Ce peu de mots m'a rendu mon courage; j'ai quitté Naples, mon ingrate patrie, puisque nul n'est prophète chez soi, et je me suis traîné pas à pas jusqu'ici, les pieds brisés, l'estomac vidé, les vêtemens en lambeaux, mais le coeur rempli de foi et d'espoir. Il ne me reste plus qu'une demi piastre pour arriver jusqu'à Rome; mais Rome, c'est mon pays désormais; Rome, c'est la fortune; Rome, c'est la gloire!

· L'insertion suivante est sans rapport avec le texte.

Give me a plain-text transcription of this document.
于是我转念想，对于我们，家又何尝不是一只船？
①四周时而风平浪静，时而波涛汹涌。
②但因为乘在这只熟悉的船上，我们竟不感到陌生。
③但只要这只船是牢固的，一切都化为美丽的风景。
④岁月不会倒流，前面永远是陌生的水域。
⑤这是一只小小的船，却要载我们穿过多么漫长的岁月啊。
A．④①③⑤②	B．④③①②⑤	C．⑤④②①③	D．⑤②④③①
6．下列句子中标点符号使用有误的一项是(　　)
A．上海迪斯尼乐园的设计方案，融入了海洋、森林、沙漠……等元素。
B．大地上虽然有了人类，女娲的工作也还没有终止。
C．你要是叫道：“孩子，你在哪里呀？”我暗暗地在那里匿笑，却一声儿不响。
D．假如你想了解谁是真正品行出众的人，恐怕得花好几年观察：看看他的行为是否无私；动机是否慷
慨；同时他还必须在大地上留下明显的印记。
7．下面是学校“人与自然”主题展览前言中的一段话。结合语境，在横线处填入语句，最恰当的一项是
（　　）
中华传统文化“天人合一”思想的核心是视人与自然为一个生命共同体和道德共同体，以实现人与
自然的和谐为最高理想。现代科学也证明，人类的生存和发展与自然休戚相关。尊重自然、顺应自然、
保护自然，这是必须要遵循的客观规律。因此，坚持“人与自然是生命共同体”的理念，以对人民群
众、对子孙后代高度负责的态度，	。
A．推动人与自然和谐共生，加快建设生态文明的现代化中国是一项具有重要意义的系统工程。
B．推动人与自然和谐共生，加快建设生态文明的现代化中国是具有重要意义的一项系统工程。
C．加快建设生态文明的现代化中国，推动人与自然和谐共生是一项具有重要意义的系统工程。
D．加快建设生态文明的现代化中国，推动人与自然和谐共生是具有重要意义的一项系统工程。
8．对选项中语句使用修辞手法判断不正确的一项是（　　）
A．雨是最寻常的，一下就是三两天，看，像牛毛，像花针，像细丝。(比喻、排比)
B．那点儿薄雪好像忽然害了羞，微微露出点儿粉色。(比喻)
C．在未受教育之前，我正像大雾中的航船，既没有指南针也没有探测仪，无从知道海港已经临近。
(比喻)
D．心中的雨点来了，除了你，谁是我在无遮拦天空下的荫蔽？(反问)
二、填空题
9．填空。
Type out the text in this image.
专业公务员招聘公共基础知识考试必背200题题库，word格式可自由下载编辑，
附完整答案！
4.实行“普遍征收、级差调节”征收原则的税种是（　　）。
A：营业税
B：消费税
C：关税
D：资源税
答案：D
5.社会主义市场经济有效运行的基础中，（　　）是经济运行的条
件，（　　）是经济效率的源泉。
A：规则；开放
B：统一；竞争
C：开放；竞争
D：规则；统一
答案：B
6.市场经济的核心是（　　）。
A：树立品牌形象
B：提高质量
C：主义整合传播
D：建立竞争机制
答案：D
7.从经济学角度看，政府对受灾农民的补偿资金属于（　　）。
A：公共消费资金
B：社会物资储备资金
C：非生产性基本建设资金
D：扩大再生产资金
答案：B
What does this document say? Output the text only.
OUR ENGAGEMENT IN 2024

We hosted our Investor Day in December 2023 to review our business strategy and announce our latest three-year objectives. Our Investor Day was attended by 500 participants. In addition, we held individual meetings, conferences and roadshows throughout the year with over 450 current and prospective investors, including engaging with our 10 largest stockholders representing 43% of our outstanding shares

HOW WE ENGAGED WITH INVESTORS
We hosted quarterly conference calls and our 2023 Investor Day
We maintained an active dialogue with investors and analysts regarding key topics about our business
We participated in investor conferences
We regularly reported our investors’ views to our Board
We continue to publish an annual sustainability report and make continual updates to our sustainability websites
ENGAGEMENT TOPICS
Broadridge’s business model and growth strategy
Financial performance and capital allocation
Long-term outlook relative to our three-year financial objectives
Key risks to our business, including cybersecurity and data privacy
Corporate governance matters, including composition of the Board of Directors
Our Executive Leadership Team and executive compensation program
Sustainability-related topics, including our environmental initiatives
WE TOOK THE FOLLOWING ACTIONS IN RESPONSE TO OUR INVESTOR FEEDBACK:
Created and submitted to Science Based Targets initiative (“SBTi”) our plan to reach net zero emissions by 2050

Tandis que le jeune voyageur racontait son histoire, Rosalvo, mon ancêtre et toute sa famille, se serraient autour de lui et l'accablaient de caresses et d'éloges. La parole ardente et fiévreuse de l'artiste avait jeté comme des étincelles dans les coeurs de ces honnêtes paysans. Ils regardaient leur hôte avec un étonnement naïf, et se sentaient attirés vers lui par un charme dont ils ne savaient se rendre compte dans leur ignorance.